|
Using WebSites: Enter website URL and collect all phone and fax data found in that web site.
Quick Start:
-
Select "WebSite/Dirs/Groups" as a source in New Extraction Settings
Dialog
- Enter website URL in "Initial Address" box
- Select Spidering Depth or enter the No. of
pages to be processed (Optional). A setting of "0" will process and look for data in whole website. A setting of "1" will process index or home page with associated files under root dir only.
- Click OK
Note: Program will retrieve html/text pages of the website according to the Depth you specified
and extract all phone, fax found in those pages.

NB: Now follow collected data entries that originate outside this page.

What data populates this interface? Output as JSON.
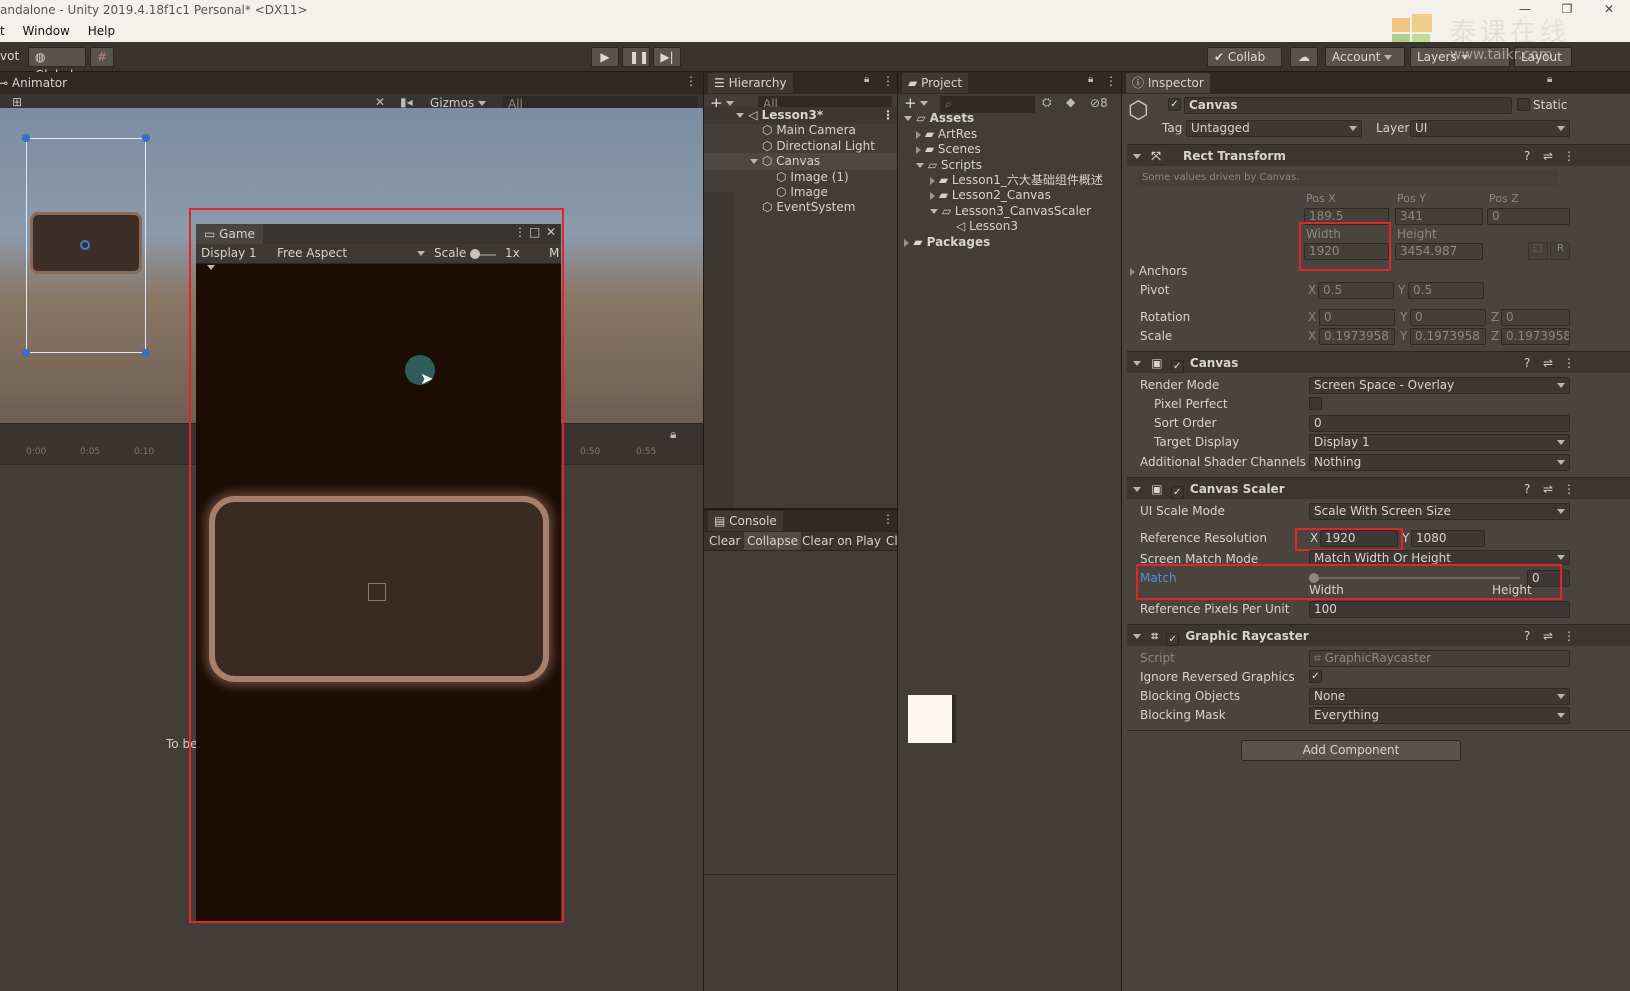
{
  "window": {
    "title": "andalone - Unity 2019.4.18f1c1 Personal* <DX11>",
    "controls": [
      "—",
      "❐",
      "✕"
    ]
  },
  "menu": [
    "t",
    "Window",
    "Help"
  ],
  "toolbar": {
    "pivot": "vot",
    "global": "Global",
    "collab": "Collab",
    "account": "Account",
    "layers": "Layers",
    "layout": "Layout"
  },
  "watermark": {
    "cn": "泰课在线",
    "url": "www.taikr.com"
  },
  "scene": {
    "tab": "Animator",
    "gizmos": "Gizmos",
    "search_placeholder": "All",
    "timeline_ticks": [
      "0:00",
      "0:05",
      "0:10",
      "0:50",
      "0:55"
    ],
    "partial_text": "To be"
  },
  "game": {
    "tab": "Game",
    "display": "Display 1",
    "aspect": "Free Aspect",
    "scale_label": "Scale",
    "scale_value": "1x",
    "more": "M"
  },
  "hierarchy": {
    "tab": "Hierarchy",
    "search_placeholder": "All",
    "scene": "Lesson3*",
    "items": [
      "Main Camera",
      "Directional Light",
      "Canvas",
      "Image (1)",
      "Image",
      "EventSystem"
    ]
  },
  "project": {
    "tab": "Project",
    "hidden_count": "8",
    "tree": {
      "assets": "Assets",
      "artres": "ArtRes",
      "scenes": "Scenes",
      "scripts": "Scripts",
      "lesson1": "Lesson1_六大基础组件概述",
      "lesson2": "Lesson2_Canvas",
      "lesson3": "Lesson3_CanvasScaler",
      "lesson3scene": "Lesson3",
      "packages": "Packages"
    }
  },
  "console": {
    "tab": "Console",
    "buttons": [
      "Clear",
      "Collapse",
      "Clear on Play",
      "Cl"
    ]
  },
  "inspector": {
    "tab": "Inspector",
    "object_name": "Canvas",
    "static": "Static",
    "tag_label": "Tag",
    "tag": "Untagged",
    "layer_label": "Layer",
    "layer": "UI",
    "rect_transform": {
      "title": "Rect Transform",
      "note": "Some values driven by Canvas.",
      "posx_label": "Pos X",
      "posy_label": "Pos Y",
      "posz_label": "Pos Z",
      "posx": "189.5",
      "posy": "341",
      "posz": "0",
      "width_label": "Width",
      "height_label": "Height",
      "width": "1920",
      "height": "3454.987",
      "anchors": "Anchors",
      "pivot": "Pivot",
      "pivot_x": "0.5",
      "pivot_y": "0.5",
      "rotation": "Rotation",
      "rot_x": "0",
      "rot_y": "0",
      "rot_z": "0",
      "scale": "Scale",
      "scale_x": "0.1973958",
      "scale_y": "0.1973958",
      "scale_z": "0.1973958",
      "r_btn": "R"
    },
    "canvas": {
      "title": "Canvas",
      "render_mode_label": "Render Mode",
      "render_mode": "Screen Space - Overlay",
      "pixel_perfect_label": "Pixel Perfect",
      "sort_order_label": "Sort Order",
      "sort_order": "0",
      "target_display_label": "Target Display",
      "target_display": "Display 1",
      "shader_channels_label": "Additional Shader Channels",
      "shader_channels": "Nothing"
    },
    "canvas_scaler": {
      "title": "Canvas Scaler",
      "ui_scale_mode_label": "UI Scale Mode",
      "ui_scale_mode": "Scale With Screen Size",
      "ref_res_label": "Reference Resolution",
      "ref_x": "1920",
      "ref_y": "1080",
      "match_mode_label": "Screen Match Mode",
      "match_mode": "Match Width Or Height",
      "match_label": "Match",
      "match_value": "0",
      "match_fraction": 0,
      "width_label": "Width",
      "height_label": "Height",
      "ppu_label": "Reference Pixels Per Unit",
      "ppu": "100"
    },
    "graphic_raycaster": {
      "title": "Graphic Raycaster",
      "script_label": "Script",
      "script": "GraphicRaycaster",
      "ignore_reversed_label": "Ignore Reversed Graphics",
      "blocking_objects_label": "Blocking Objects",
      "blocking_objects": "None",
      "blocking_mask_label": "Blocking Mask",
      "blocking_mask": "Everything"
    },
    "add_component": "Add Component"
  },
  "colors": {
    "highlight": "#e0252f",
    "accent_link": "#5a8fd8"
  }
}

By default,
program will stay only the current domain.
If you want the spider to retrieve files of external sites that are linked from starting site specified in "General" tab, then you need to set "Follow External URLs" of "External Site" tab.
By default, program will follow external sites only once, that is -
- Program will process initial address and all external sites found in
initial address.
- If you want the spider to follow external sites with unlimited loop, select "Unlimited" in "Spider External URLs Links" combo box, and remember you need to manually stop
the extraction, because this way program can spider entire internet.
Using Directories/Groups: Choose Yahoo,
Google, Dmoz or other directory and get all phone, fax contact data from there.
Quick Start:
Let's say you want to extract data of all companies listed at
http://directory.google.com/Top/Computers/Software/Freeware/
Follow steps:
- Select "WebSites/Dirs/Groups" as a source in New Extraction Settings
Dialog
- Enter the URL in "Initial Address" box
- Select Spidering Depth=0 and check "Stay within Full URL" option.
- Click OK
Or, lets say you want to extract data of all companies listed at
http://directory.google.com/Top/Computers/Software/Freeware/
+ all down level folders like
http://directory.google.com/Top/Computers/Software/Freeware/windows
http://directory.google.com/Top/Computers/Software/Freeware/windows/browser
http://directory.google.com/Top/Computers/Software/Freeware/linux
etc....
Follow steps:
- Select "WebSites/Dirs/Groups" as a source in New Extraction Settings
Dialog
- Enter the URL in "Initial Address" box
- Select Spidering Depth=0 and check "Stay within Full URL" option.
- Go to "External Site" tab and check "Follow External URLs" option.
- Click OK
Note: Using the above steps
program will download http://directory.google.com/Top/Computers/Software/Freeware/ page and optionally all down level pages and will build a URLs list of companies listed there.
Finally extract all data found in those sites.
(Remember: this setting tells the spider to process/follow/visit all URLs found while processing
"Initial Address" of "General" tab).
|